A atividade referente ao folclore local foi desenvolvida em 4 horas/aulas. Durante a sua aplicação,

a maioria dos alunos demonstrou desconhecimento a respeito dos mitos e das lendas apresentadas. Na

primeira aula, da qual participaram os alunos de origem alemã, argeliana e venezuelana, foram aplicadas

somente as duas primeiras questões da tarefa, para que os alunos realizassem a leitura dos textos

imagéticos e, desse modo, pudessem formular hipóteses, construir inferências e empregar estratégias de

comparação e argumentação para emitir e defender opiniões acerca dos possíveis temas das duas lendas

citadas.

Inicialmente, os alunos verbalizaram oralmente os seus pontos de vista e, depois, transcreveram-

nos, o que propiciou discutir aspectos históricos e socioculturais, valendo-se de proposições e opiniões,

além de explorar pronúncia (som, fluência e entonação), adequação vocabular e estratégias discursivas

nas modalidades oral e escrita. Com o uso das ilustrações, foram evocados distintos discursos e sentidos

conhecidos e novos, visto que apenas a aluna venezuelana informou ter conhecimento sobre lendas

locais.

Em seguida, ao serem questionados acerca da existência de lendas ou mitos, em seus países ou

suas regiões de origem, com temáticas semelhantes às apresentadas, os alunos de nacionalidade

argeliana e venezuelana destacaram narrativas míticas e lendárias com o mesmo tipo de réptil citado na

lenda ludovicense e com a figura de um cavaleiro decapitado. O primeiro aluno expôs uma história

narrada por sua mãe sobre um monstro de sete cabeças que destruiria a população. Chamou atenção que,

mesmo sem ser mencionado explicitamente, a descrição do animal remeteu ao mito grego da Hidra de

Lerna.

A outra aluna narrou a lenda do jinete sin cabeza, cavaleiro decapitado que, durante a noite,

ceifava a vida de quem o encontrava, sobretudo se as vítimas não tivessem uma boa índole. Pôde-se

verificar que a caracterização do cavaleiro aludiu à representação da morte conhecida pela figura do

Ceifador. Outra narrativa contada foi a de uma cobra gigantesca que descansa debaixo da terra e, caso

desperte, pode provocar terremotos. Foi enfatizado pela aluna que a exploração mineral acabou sendo

reduzida para evitar o fenômeno sísmico.

Essa narrativa demonstrou como mitos e lendas integram a história e a tradição de um povo,

contribuindo para a sua formação identitário-cultural e para a constituição da forma de ser, agir e viver

dos membros de uma determinada sociedade. Assim, para prosseguir com a tarefa, foi ministrada uma

segunda aula referente às cinco lendas anteriormente mencionadas, utilizando-se como recursos textos

de colunas jornalísticas e materiais audiovisuais.

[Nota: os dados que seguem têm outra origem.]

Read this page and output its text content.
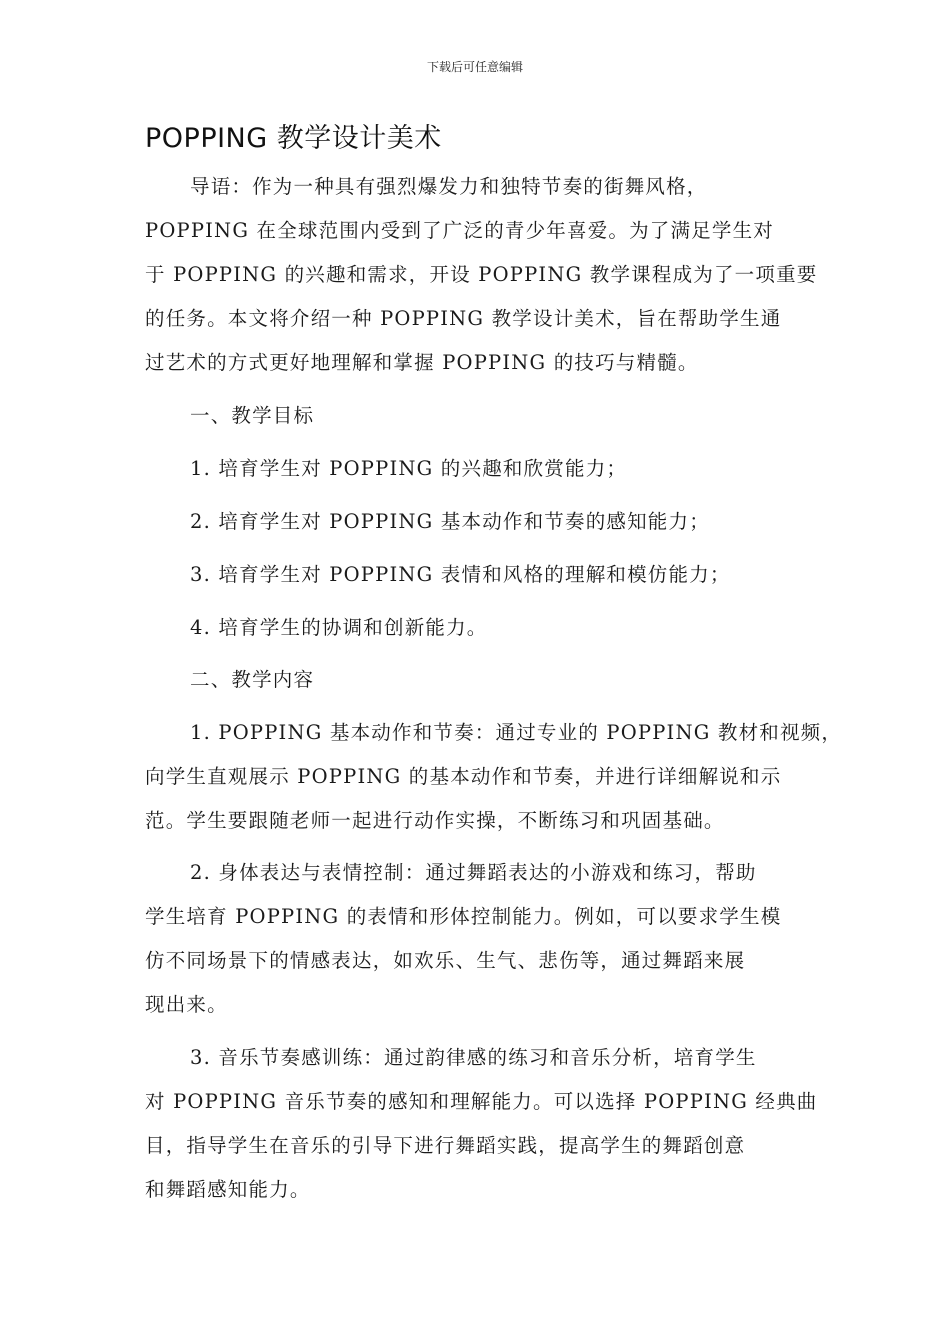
下载后可任意编辑
POPPING 教学设计美术
导语：作为一种具有强烈爆发力和独特节奏的街舞风格，
POPPING 在全球范围内受到了广泛的青少年喜爱。为了满足学生对
于 POPPING 的兴趣和需求，开设 POPPING 教学课程成为了一项重要
的任务。本文将介绍一种 POPPING 教学设计美术，旨在帮助学生通
过艺术的方式更好地理解和掌握 POPPING 的技巧与精髓。
一、教学目标
1. 培育学生对 POPPING 的兴趣和欣赏能力；
2. 培育学生对 POPPING 基本动作和节奏的感知能力；
3. 培育学生对 POPPING 表情和风格的理解和模仿能力；
4. 培育学生的协调和创新能力。
二、教学内容
1. POPPING 基本动作和节奏：通过专业的 POPPING 教材和视频，
向学生直观展示 POPPING 的基本动作和节奏，并进行详细解说和示
范。学生要跟随老师一起进行动作实操，不断练习和巩固基础。
2. 身体表达与表情控制：通过舞蹈表达的小游戏和练习，帮助
学生培育 POPPING 的表情和形体控制能力。例如，可以要求学生模
仿不同场景下的情感表达，如欢乐、生气、悲伤等，通过舞蹈来展
现出来。
3. 音乐节奏感训练：通过韵律感的练习和音乐分析，培育学生
对 POPPING 音乐节奏的感知和理解能力。可以选择 POPPING 经典曲
目，指导学生在音乐的引导下进行舞蹈实践，提高学生的舞蹈创意
和舞蹈感知能力。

Consoante a ótica de Mendes (2011), o tratamento da língua portuguesa por meio de lendas, teve

por pretensão estimular uma compreensão crítica e reflexiva de valores culturais materializados e

transmitidos linguisticamente nesse gênero. Sob esse ponto de vista, após a explanação acerca das

lendas, pôde-se retomar a atividade, com a sugestão, na terceira questão, da identificação de aspectos

similares e díspares nas duas primeiras narrativas expostas e da atribuição de uma função a cada uma

delas.

Assim, foi destacado, pelos alunos, que a semelhança consistia na ligação entre as crenças dos

indivíduos e a criação de uma história transmitida de geração a geração. Enfatizou-se, ainda, que as

histórias poderiam ter distintas versões para se adequar a dada finalidade, como a de assustar crianças

com intuito moralizante e de explicar fenômenos naturais ou físicos. Além disso, nas respostas dadas,

foi mencionado que essas lendas são formas de suscitar a atratividade turística; e que, apesar da

veracidade das histórias ser questionável, integram a cultura do povo.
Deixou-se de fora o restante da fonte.